There's very little Romantic which can be said of the person Brian Jones was- a rampant misogynist who fathered innumerable children, an alcoholic and a drug addict who was always eager to bite the various hands which fed him, and (eventually) a parasite on the group he created. Jones, unlike the other members of the band, was raised in a respectable environment- middle-class Cheltenham, to which he seldom returned once the Stones' adventures were underway. Jones' promiscuity was symptomatic of the times he lived in- by the end of his life, he was besotted. His death gave rock fans a taste of what was to come. By the time they landed in America, they had broken in a new member- blues-guitar wunderkind Mick Taylor. With his virtuosity in tow, they sounded better then they ever had before. Their mid-'69 single, "Honky Tonk Women," eschewed dealing with issues and encouraged their audience just to dance and enjoy the music. Their '69 album Let it Bleed was another kettle of fish- if less cohesive than Satanic Majesties, it's still a magnum opus. Undercurrents of violence are audible in "Gimme Shelter," "Midnight Rambler," and "You Can't Always Get What You Want." "Midnight Rambler" is particularly outre; the lyrics narrate from inside the mind of a serial killer in the act of rape and murder. America had been sensitized to this by Charles Manson and his henchmen; if Jagger touched a nerve (and "Midnight Rambler" was prominently featured in their '69 shows), it's because by '69 America had come to the realization that these were violent times.

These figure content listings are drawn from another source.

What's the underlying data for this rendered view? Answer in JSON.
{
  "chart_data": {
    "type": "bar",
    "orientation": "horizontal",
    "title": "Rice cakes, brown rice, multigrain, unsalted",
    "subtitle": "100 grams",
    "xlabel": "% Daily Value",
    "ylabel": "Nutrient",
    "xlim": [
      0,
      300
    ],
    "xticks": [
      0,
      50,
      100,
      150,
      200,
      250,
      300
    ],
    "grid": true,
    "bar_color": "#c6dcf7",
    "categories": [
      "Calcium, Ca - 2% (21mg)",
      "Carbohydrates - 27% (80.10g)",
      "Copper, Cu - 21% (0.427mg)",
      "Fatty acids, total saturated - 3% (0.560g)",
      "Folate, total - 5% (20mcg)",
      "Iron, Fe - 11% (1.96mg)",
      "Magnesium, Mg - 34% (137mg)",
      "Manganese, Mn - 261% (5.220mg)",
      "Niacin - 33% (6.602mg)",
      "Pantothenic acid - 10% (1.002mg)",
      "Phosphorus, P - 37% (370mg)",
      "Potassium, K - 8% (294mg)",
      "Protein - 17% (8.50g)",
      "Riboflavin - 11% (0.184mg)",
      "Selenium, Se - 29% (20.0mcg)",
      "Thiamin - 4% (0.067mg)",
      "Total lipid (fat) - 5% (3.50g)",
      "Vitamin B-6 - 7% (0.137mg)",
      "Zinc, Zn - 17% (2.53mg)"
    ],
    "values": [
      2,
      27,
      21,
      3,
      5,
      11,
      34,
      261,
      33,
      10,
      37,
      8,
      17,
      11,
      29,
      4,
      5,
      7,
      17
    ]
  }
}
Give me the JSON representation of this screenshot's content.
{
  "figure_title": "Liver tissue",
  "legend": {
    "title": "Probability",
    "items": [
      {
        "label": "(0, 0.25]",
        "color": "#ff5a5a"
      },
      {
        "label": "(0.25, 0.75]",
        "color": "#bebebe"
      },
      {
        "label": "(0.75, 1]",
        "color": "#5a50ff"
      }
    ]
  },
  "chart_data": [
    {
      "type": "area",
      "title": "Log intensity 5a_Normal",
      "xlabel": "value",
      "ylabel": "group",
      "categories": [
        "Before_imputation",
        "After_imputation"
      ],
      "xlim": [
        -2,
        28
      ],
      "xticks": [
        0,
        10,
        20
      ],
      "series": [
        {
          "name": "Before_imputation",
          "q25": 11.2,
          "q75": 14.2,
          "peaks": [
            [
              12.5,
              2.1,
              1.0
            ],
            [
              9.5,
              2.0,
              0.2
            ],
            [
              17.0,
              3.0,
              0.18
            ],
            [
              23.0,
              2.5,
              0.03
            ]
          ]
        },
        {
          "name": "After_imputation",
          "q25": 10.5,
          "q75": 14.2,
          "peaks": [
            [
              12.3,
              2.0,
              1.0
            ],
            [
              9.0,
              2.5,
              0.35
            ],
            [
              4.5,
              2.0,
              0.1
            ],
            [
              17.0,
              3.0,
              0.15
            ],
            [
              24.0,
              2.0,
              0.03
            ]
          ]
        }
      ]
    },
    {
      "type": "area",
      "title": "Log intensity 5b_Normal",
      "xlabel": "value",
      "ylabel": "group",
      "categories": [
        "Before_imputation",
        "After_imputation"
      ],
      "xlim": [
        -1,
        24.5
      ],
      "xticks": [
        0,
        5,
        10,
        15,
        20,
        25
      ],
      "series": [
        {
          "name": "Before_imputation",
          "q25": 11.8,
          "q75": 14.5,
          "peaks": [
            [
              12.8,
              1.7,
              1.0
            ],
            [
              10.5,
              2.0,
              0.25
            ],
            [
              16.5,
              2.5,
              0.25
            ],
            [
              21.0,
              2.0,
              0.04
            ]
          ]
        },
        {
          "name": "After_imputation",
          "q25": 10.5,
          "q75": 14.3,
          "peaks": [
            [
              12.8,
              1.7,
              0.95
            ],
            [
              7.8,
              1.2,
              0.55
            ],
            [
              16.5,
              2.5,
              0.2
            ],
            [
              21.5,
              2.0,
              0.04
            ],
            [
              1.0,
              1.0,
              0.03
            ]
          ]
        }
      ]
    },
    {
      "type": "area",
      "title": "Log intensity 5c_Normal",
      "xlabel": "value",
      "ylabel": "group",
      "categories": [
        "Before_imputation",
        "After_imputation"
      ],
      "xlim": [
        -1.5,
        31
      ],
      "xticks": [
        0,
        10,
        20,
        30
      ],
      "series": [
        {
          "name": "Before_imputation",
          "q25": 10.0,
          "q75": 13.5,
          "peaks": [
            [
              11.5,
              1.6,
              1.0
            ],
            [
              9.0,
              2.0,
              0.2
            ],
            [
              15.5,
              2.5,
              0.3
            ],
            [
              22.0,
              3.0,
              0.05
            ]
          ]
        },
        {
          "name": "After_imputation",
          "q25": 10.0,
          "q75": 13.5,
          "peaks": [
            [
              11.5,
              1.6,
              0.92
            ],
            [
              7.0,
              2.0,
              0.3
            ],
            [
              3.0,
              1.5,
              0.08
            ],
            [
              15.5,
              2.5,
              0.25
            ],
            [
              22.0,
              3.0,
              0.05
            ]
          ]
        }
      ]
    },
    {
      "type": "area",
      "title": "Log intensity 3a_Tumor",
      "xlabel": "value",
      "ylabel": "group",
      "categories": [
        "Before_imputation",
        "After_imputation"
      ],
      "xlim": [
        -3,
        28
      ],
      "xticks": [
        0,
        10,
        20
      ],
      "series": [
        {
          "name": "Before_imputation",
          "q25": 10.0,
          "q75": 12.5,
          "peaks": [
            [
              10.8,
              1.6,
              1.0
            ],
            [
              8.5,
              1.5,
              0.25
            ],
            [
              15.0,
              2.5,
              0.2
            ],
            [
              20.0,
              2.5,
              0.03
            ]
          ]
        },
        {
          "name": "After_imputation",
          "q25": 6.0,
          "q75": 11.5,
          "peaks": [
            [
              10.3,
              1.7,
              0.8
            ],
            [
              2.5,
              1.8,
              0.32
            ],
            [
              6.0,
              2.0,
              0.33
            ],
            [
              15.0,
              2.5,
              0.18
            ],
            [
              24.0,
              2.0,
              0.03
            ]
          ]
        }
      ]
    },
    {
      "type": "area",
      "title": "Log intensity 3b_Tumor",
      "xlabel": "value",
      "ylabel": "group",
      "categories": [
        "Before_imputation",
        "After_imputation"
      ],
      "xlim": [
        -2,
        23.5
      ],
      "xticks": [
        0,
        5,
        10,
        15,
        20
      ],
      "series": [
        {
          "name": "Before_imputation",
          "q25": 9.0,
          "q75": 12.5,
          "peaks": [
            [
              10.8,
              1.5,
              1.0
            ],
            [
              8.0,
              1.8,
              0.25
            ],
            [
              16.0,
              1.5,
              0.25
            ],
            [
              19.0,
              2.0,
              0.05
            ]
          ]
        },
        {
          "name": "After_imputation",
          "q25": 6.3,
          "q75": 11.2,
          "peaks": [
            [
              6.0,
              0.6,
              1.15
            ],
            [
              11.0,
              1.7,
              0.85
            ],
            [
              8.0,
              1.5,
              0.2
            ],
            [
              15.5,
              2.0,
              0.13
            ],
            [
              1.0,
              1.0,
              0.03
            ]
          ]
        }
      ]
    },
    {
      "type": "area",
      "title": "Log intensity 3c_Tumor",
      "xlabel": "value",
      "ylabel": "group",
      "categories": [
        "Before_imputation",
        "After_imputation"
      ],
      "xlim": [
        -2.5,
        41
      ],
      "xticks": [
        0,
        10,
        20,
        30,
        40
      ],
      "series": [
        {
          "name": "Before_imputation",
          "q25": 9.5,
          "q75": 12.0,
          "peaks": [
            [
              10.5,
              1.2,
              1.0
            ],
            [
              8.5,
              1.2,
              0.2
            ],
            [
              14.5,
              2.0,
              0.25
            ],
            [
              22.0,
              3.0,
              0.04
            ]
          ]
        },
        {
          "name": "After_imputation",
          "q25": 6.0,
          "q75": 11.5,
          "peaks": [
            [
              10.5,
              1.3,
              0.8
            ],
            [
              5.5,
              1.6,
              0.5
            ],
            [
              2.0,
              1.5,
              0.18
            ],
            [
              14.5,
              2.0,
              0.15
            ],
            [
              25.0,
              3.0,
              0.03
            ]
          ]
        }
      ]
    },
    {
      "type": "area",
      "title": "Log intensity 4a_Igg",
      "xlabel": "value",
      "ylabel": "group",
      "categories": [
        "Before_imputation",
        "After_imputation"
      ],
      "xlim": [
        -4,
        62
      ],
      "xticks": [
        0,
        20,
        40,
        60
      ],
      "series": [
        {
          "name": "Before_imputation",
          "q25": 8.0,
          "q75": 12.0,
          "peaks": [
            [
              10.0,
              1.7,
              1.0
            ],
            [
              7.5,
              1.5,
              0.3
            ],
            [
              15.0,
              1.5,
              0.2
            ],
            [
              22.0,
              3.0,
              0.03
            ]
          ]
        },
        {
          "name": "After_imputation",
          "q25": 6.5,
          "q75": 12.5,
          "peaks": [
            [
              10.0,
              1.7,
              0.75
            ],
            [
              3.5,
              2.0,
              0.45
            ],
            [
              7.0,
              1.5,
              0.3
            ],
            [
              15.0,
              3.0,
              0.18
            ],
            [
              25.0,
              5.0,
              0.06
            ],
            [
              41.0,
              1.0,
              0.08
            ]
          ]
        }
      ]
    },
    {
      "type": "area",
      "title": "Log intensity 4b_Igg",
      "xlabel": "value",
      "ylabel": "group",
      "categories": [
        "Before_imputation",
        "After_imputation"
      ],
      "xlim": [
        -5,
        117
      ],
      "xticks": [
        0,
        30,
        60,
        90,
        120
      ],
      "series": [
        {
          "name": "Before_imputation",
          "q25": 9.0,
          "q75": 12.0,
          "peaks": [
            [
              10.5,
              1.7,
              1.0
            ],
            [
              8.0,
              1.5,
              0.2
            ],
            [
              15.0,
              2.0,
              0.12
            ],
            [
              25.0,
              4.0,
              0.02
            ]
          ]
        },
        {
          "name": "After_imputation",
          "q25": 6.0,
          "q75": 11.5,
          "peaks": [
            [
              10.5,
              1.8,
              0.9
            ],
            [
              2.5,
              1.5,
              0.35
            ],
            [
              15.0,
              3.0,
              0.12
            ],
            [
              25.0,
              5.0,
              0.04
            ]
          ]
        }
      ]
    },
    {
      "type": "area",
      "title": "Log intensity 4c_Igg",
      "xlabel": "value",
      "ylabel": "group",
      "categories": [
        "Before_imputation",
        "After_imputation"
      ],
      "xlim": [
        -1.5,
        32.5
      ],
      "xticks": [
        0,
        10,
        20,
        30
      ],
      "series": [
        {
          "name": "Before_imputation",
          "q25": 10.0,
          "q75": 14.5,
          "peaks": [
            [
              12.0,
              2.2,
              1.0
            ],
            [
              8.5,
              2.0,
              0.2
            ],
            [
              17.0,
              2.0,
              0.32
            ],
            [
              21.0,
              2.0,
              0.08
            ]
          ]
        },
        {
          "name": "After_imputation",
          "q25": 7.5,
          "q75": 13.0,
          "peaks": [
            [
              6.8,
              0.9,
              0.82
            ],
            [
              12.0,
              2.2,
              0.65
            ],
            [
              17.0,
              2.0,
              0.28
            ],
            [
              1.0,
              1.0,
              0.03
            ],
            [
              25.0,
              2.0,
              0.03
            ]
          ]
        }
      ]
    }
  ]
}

The Stones looked especially relevant because the Beatles' '69 release, Abbey Road, was musically sharp but ("You Never Give Me Your Money" notwithstanding) lyrically weak- John Lennon chose to make his political statement with "Bed-Ins," undertaken with his spouse, conceptual artist Yoko Ono. In '69, Lennon was earnest (and ridiculous) where Jagger was darkly ironic (though the song "Gimme Shelter" was a direct statement and apparently made in earnest). How many of Jagger's fans noticed his ironies? "Live with Me," from Let it Bleed, riffs on Jagger's status as a nouveau aristocrat. In the English upper classes, the servants often wind up having a better time than the masters. That's the basic gist of the lyrics, and the Stones sound as taut and forceful here as they do anywhere else. "Monkey Man" is a riff in another direction- because of their musical roots, Mick Jagger and Keith Richards were often accused not only of stealing from black musicians but of wanting to be black themselves. In the hip parlance of the day, they were perceived as "White Negroes." The irony here is that Jagger does have a sense of irony- blues lyrics usually don't. To make a long story short, Jagger noticed a wide gulf between how the Stones were perceived and who they actually were. The strange thing about Let in Bleed in '69 was that there were two love songs on it ("Love in Vain," "You Got the Silver") but, uncharacteristically for the Stones, no songs just about sex (as there had been on Aftermath, Beggar's Banquet, etc). Let it Bleed is hardly platonic, but it's about humanity and the full range of human emotions, rather than just the ins and outs of expressed sexuality. As such, it dwarfs Abbey Road and makes an interesting companion to the Kinks' Arthur, also released in '69. Arthur is a narrative song-cycle about a sympathetic English Everyman and his travails as he attempts to rise in society. As usual, Ray Davies makes no concessions to the topical and the counterculture, and focuses on the quotidian, and the processes of aging. Jagger's ironies reinforce that he's aging too, and simple expressions of lust no longer suffice. If Jagger, by '69, was "on the hook" as a public figure (which Ray Davies wasn't), he was also (along with Keith Richards) making sure the Stones' growth was present and accounted for. As no other band in rock history, the Rolling Stones took death and made it creative.